A Meridian representative attends or is on call to join such Committee meetings and private
sessions as the Committee requests. The Committee’s members are authorized to consult directly with
the consultant as desired. Meridian, along with management, provides market comparator group data
to the Committee for use in making decisions on items such as base salary, the Teamshare bonus
program, and the long-term incentive program.

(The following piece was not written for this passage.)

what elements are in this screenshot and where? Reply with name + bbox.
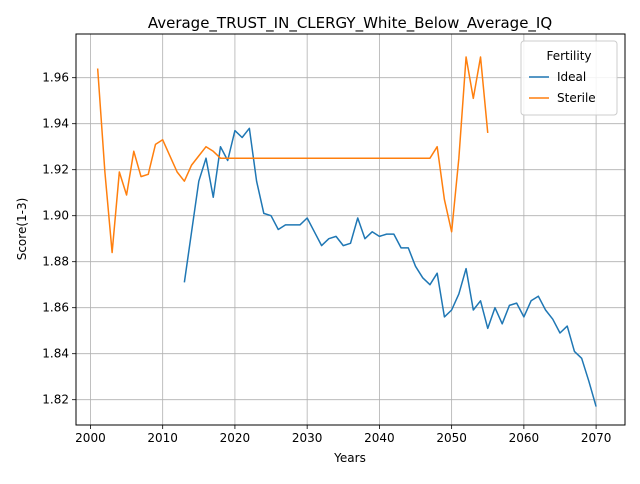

Meridian did not provide any services to the Company in 2013 unrelated to executive or Board
compensation. The Committee has determined that Meridian is independent from Dollar General and
that no conflicts of interest exist related to Meridian’s services provided to the Committee. The
Committee made these decisions after reviewing information regarding (1) Meridian’s policies and
procedures to prevent conflicts of interest; (2) the fees received from Dollar General in Meridian’s
most recently completed fiscal year, which represented less than 1% of Meridian’s revenues; (3) the
lack of business or personal relationships between Meridian or any Meridian advisor with any of our
executive officers or Committee members during fiscal 2013; and (4) the lack of Dollar General stock
ownership by any Meridian advisor during fiscal 2013.